Dois grandes atos se misturam no documentário focado em Karol: a sua perspectiva presente de como lidou diretamente com o cancelamento, e uma pequena biografia de sua carreira artística e também como pessoa. As duas questões vão se desenvolvendo nos episódios com títulos bem autoexplicativos: O Cancelamento, Realidade, Ruptura e O Pai. O seriado documental cria uma narrativa linear coerente com as suas falas e suas defensivas em relação aos seus comportamentos com Lucas Penteado.
Os episódios iniciais da obra são difíceis de assistir. Assim como os pedidos de desculpas imediatos de Karol nos programas televisivos da Globo, a sua desenvoltura diante das câmeras não passa uma verdade ou, até mesmo, naturalidade. É incômodo ver uma figura tão potente e que demonstrou tanta confiança – em expressão e estética – num programa 24/7 adotando uma construção visual e comportamental de mocinha em tão pouco tempo. Isso não significa que o arrependimento não seja verdadeiro, talvez a direção da minissérie não soube valorizar os momentos de vulnerabilidade da artista, que inegavelmente era o foco da narrativa inicial.
O desconforto se prolonga quando é anunciado que os seus convidados para um ‘bate-papo’ recusaram a participação no projeto. Reforçando o que todos, de maneira subconsciente, pensavam: “não é o momento para isso”. Ainda assim, uma cena quebra-gelo foi proporcionada pela única que se dispôs a encarar o momento constrangedor de um flashback. Lumena Aleluia, talvez a segunda mais afetada com o ódio popular, chegou no sincero “erramos”, proporcionando então um momento de apoio entre duas mulheres negras.
À partir de Ruptura, o penúltimo episódio da série, há uma reviravolta no enredo. O foco passa de uma redenção insossa para uma biografia, pontuando o início de carreira da Karol Conká junto de polêmicas, revelações e exposição de desafetos no meio artístico. Uma escolha inteligente, pois nada prende mais a atenção de um espectador do que os bastidores conturbados da vida de uma figura pública. Para além da estratégia, essa foi uma ótima dose de humanidade e uma oportunidade perfeita de conhecer as dificuldades e o processo de construção da rapper curitibana.

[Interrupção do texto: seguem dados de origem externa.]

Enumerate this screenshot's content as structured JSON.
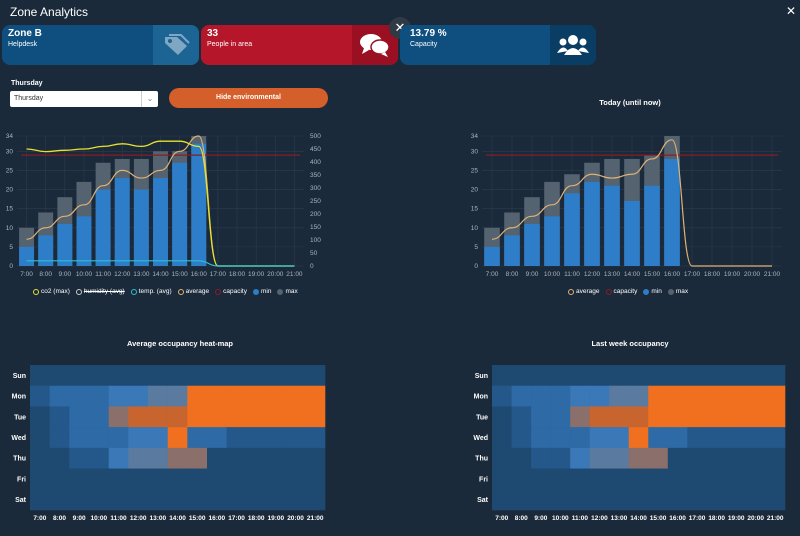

A jornada pela carreira da Mamacita desde o seu início mostrando a relação com a família – e aqui, já entrando no último capítulo O Pai -, as barreiras que teve de enfrentar e seu carisma no palco destrói aos poucos a visão de vilania construída no Big Brother Brasil. É a Karol apaixonada pela música e só. Nesse sentido, para quem enfrenta o início embaraçoso da série, a recompensa é boa: conseguimos imergir em um relato de vida bastante envolvente e empático de uma protagonista que é a definição de resiliência.

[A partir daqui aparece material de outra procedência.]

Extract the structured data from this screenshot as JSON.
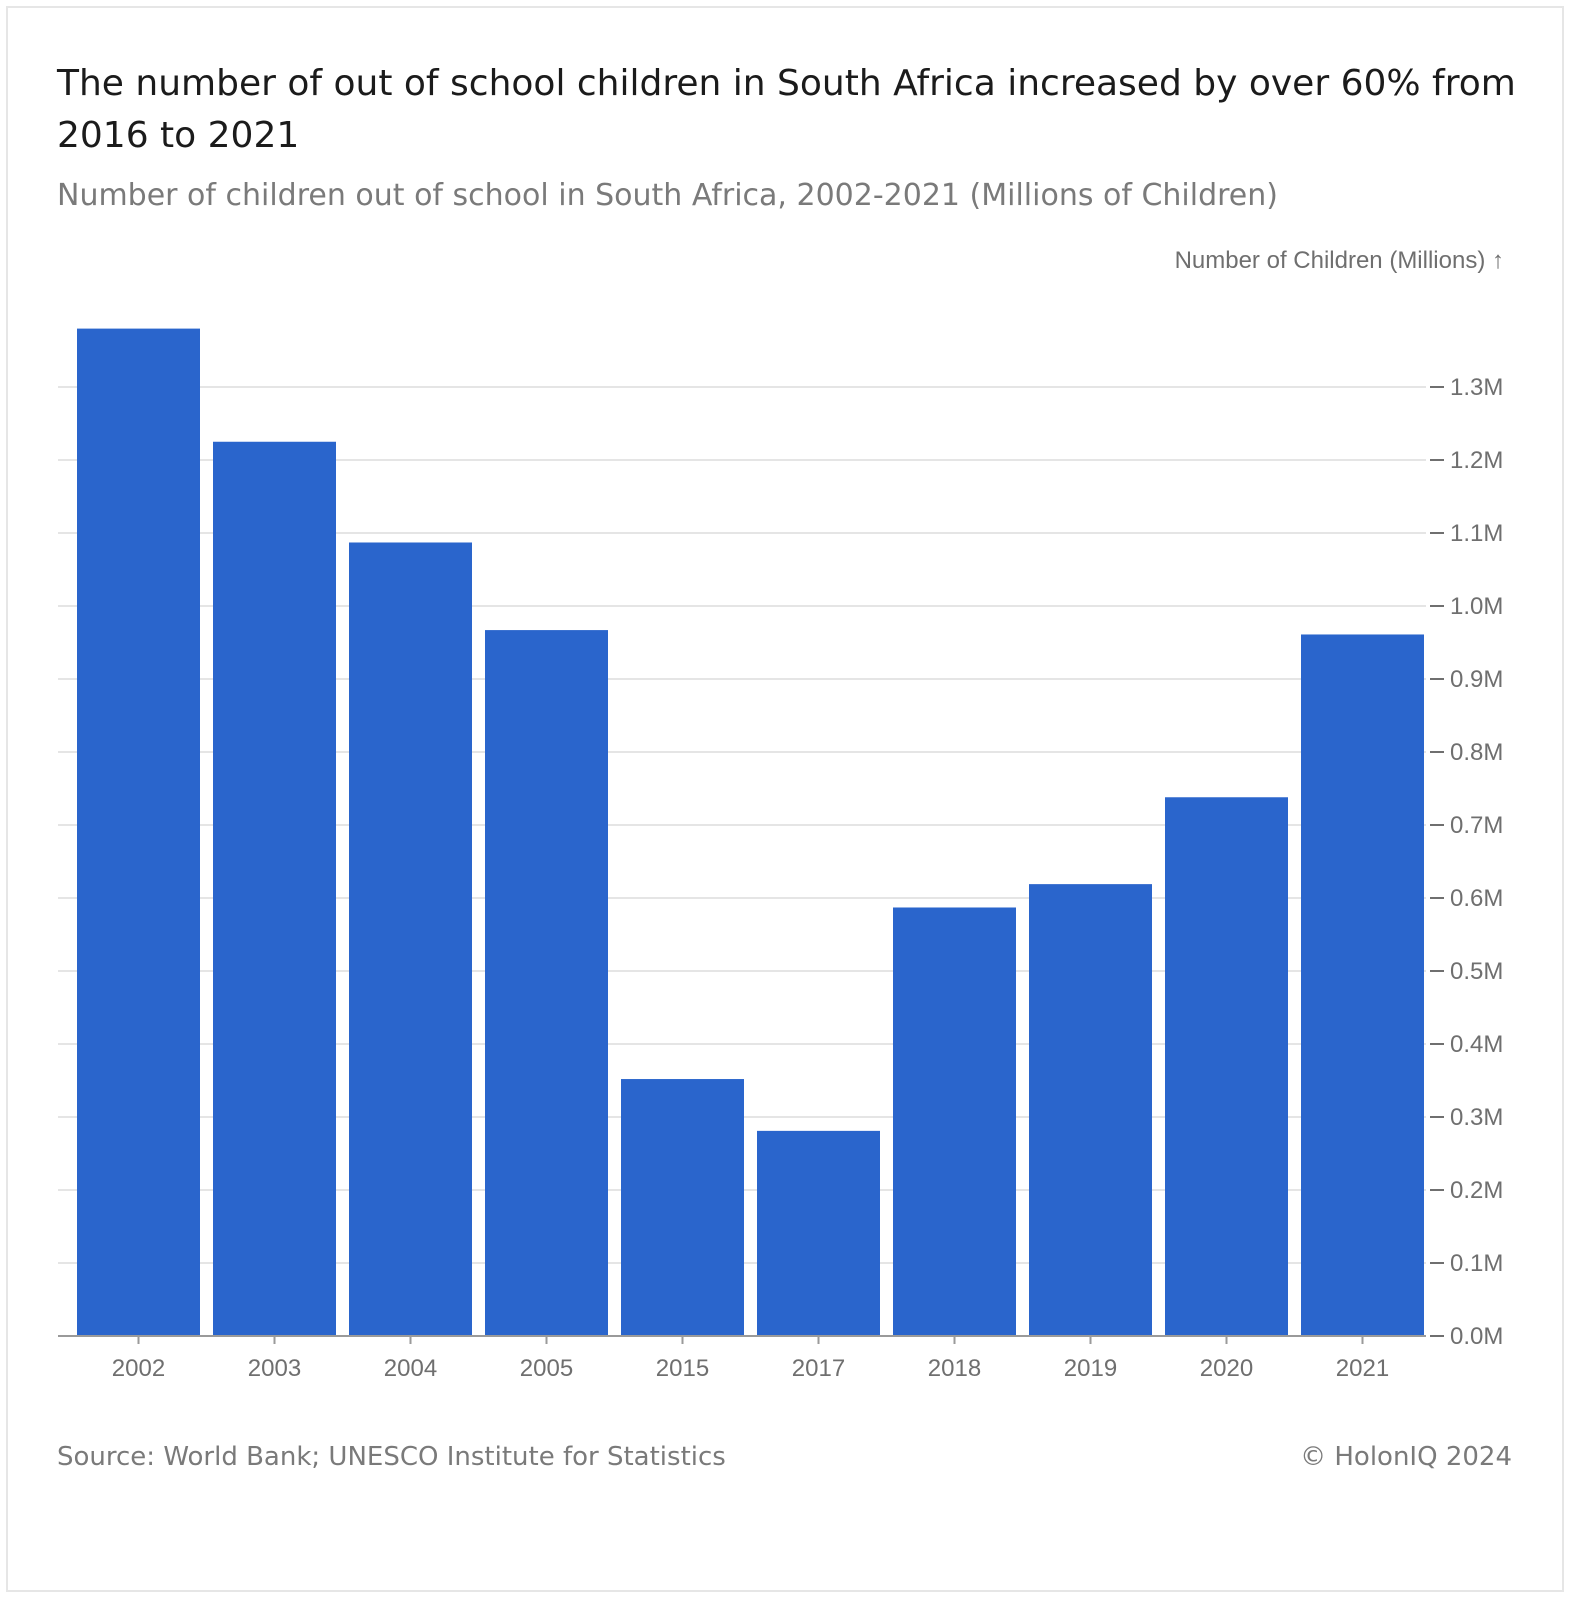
{
  "title": "The number of out of school children in South Africa increased by over 60% from 2016 to 2021",
  "subtitle": "Number of children out of school in South Africa, 2002-2021 (Millions of Children)",
  "footer": {
    "source": "Source: World Bank; UNESCO Institute for Statistics",
    "copyright": "© HolonIQ 2024"
  },
  "colors": {
    "bar": "#2a65cc",
    "grid": "#e5e5e5",
    "axis": "#9a9a9a"
  },
  "chart_data": {
    "type": "bar",
    "title": "The number of out of school children in South Africa increased by over 60% from 2016 to 2021",
    "subtitle": "Number of children out of school in South Africa, 2002-2021 (Millions of Children)",
    "xlabel": "",
    "ylabel": "Number of Children (Millions) ↑",
    "categories": [
      "2002",
      "2003",
      "2004",
      "2005",
      "2015",
      "2017",
      "2018",
      "2019",
      "2020",
      "2021"
    ],
    "values": [
      1.38,
      1.225,
      1.087,
      0.967,
      0.352,
      0.281,
      0.587,
      0.619,
      0.738,
      0.961
    ],
    "ylim": [
      0,
      1.4
    ],
    "yticks": [
      0.0,
      0.1,
      0.2,
      0.3,
      0.4,
      0.5,
      0.6,
      0.7,
      0.8,
      0.9,
      1.0,
      1.1,
      1.2,
      1.3
    ],
    "ytick_labels": [
      "0.0M",
      "0.1M",
      "0.2M",
      "0.3M",
      "0.4M",
      "0.5M",
      "0.6M",
      "0.7M",
      "0.8M",
      "0.9M",
      "1.0M",
      "1.1M",
      "1.2M",
      "1.3M"
    ],
    "y_axis_side": "right",
    "grid": true,
    "legend": "none"
  }
}
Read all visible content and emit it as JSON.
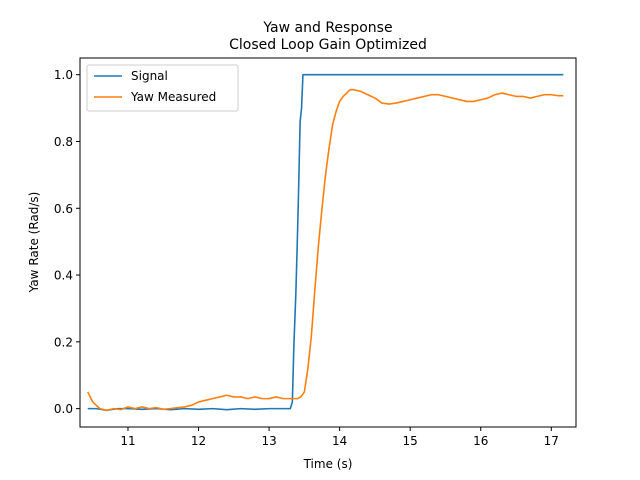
{
  "chart_data": {
    "type": "line",
    "title": [
      "Yaw and Response",
      "Closed Loop Gain Optimized"
    ],
    "xlabel": "Time (s)",
    "ylabel": "Yaw Rate (Rad/s)",
    "xlim": [
      10.32,
      17.35
    ],
    "ylim": [
      -0.055,
      1.05
    ],
    "xticks": [
      11,
      12,
      13,
      14,
      15,
      16,
      17
    ],
    "yticks": [
      0.0,
      0.2,
      0.4,
      0.6,
      0.8,
      1.0
    ],
    "xtick_labels": [
      "11",
      "12",
      "13",
      "14",
      "15",
      "16",
      "17"
    ],
    "ytick_labels": [
      "0.0",
      "0.2",
      "0.4",
      "0.6",
      "0.8",
      "1.0"
    ],
    "grid": false,
    "legend": "top-left",
    "series": [
      {
        "name": "Signal",
        "color": "#1f77b4",
        "x": [
          10.43,
          10.55,
          10.7,
          10.85,
          11.0,
          11.2,
          11.4,
          11.6,
          11.8,
          12.0,
          12.2,
          12.4,
          12.6,
          12.8,
          13.0,
          13.2,
          13.3,
          13.33,
          13.35,
          13.38,
          13.4,
          13.42,
          13.44,
          13.46,
          13.48,
          13.5,
          14.0,
          15.0,
          16.0,
          17.17
        ],
        "y": [
          0.0,
          0.0,
          -0.005,
          0.0,
          0.0,
          -0.002,
          0.0,
          -0.003,
          0.0,
          -0.002,
          0.0,
          -0.003,
          0.0,
          -0.002,
          0.0,
          0.0,
          0.0,
          0.02,
          0.18,
          0.35,
          0.5,
          0.67,
          0.86,
          0.9,
          1.0,
          1.0,
          1.0,
          1.0,
          1.0,
          1.0
        ]
      },
      {
        "name": "Yaw Measured",
        "color": "#ff7f0e",
        "x": [
          10.43,
          10.5,
          10.6,
          10.7,
          10.8,
          10.9,
          11.0,
          11.1,
          11.2,
          11.3,
          11.4,
          11.5,
          11.6,
          11.7,
          11.8,
          11.9,
          12.0,
          12.1,
          12.2,
          12.3,
          12.4,
          12.5,
          12.6,
          12.7,
          12.8,
          12.9,
          13.0,
          13.1,
          13.2,
          13.3,
          13.4,
          13.45,
          13.5,
          13.55,
          13.6,
          13.65,
          13.7,
          13.75,
          13.8,
          13.85,
          13.9,
          13.95,
          14.0,
          14.05,
          14.1,
          14.15,
          14.2,
          14.3,
          14.4,
          14.5,
          14.6,
          14.7,
          14.8,
          14.9,
          15.0,
          15.1,
          15.2,
          15.3,
          15.4,
          15.5,
          15.6,
          15.7,
          15.8,
          15.9,
          16.0,
          16.1,
          16.2,
          16.3,
          16.4,
          16.5,
          16.6,
          16.7,
          16.8,
          16.9,
          17.0,
          17.1,
          17.17
        ],
        "y": [
          0.05,
          0.02,
          0.0,
          -0.005,
          0.0,
          -0.003,
          0.005,
          0.0,
          0.005,
          0.0,
          0.003,
          -0.002,
          0.0,
          0.003,
          0.005,
          0.01,
          0.02,
          0.025,
          0.03,
          0.035,
          0.04,
          0.035,
          0.035,
          0.03,
          0.035,
          0.03,
          0.03,
          0.035,
          0.03,
          0.03,
          0.03,
          0.035,
          0.05,
          0.12,
          0.22,
          0.36,
          0.49,
          0.6,
          0.7,
          0.78,
          0.85,
          0.89,
          0.92,
          0.935,
          0.945,
          0.955,
          0.955,
          0.95,
          0.94,
          0.93,
          0.915,
          0.912,
          0.915,
          0.92,
          0.925,
          0.93,
          0.935,
          0.94,
          0.94,
          0.935,
          0.93,
          0.925,
          0.92,
          0.92,
          0.925,
          0.93,
          0.94,
          0.945,
          0.94,
          0.935,
          0.935,
          0.93,
          0.935,
          0.94,
          0.94,
          0.937,
          0.937
        ]
      }
    ]
  }
}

A questão é, se o documentário desde seu início fosse pensado para contar a história de quem é a Conká e os perrengues pelo qual ela passou para chegar até à fama, esse seria um baita material. O seu lado musical é o mais interessante da proposta toda, não é à toa que conseguiu emplacar um sucesso mesmo “detestada”. Mas é compreensível que nem todos aceitariam o desafio de deixar o desafeto pela antagonista do reality global para prestigiar um pouco de sua história. Então fica explícita a necessidade de usar um gancho para que o público sádico, sedento pela derrota da artista, possa consumir o produto. Mas para alguém que espera encontrar uma Karol Conká derrotada e se lamentando, já aviso que A Vida Depois do Tombo vai te decepcionar.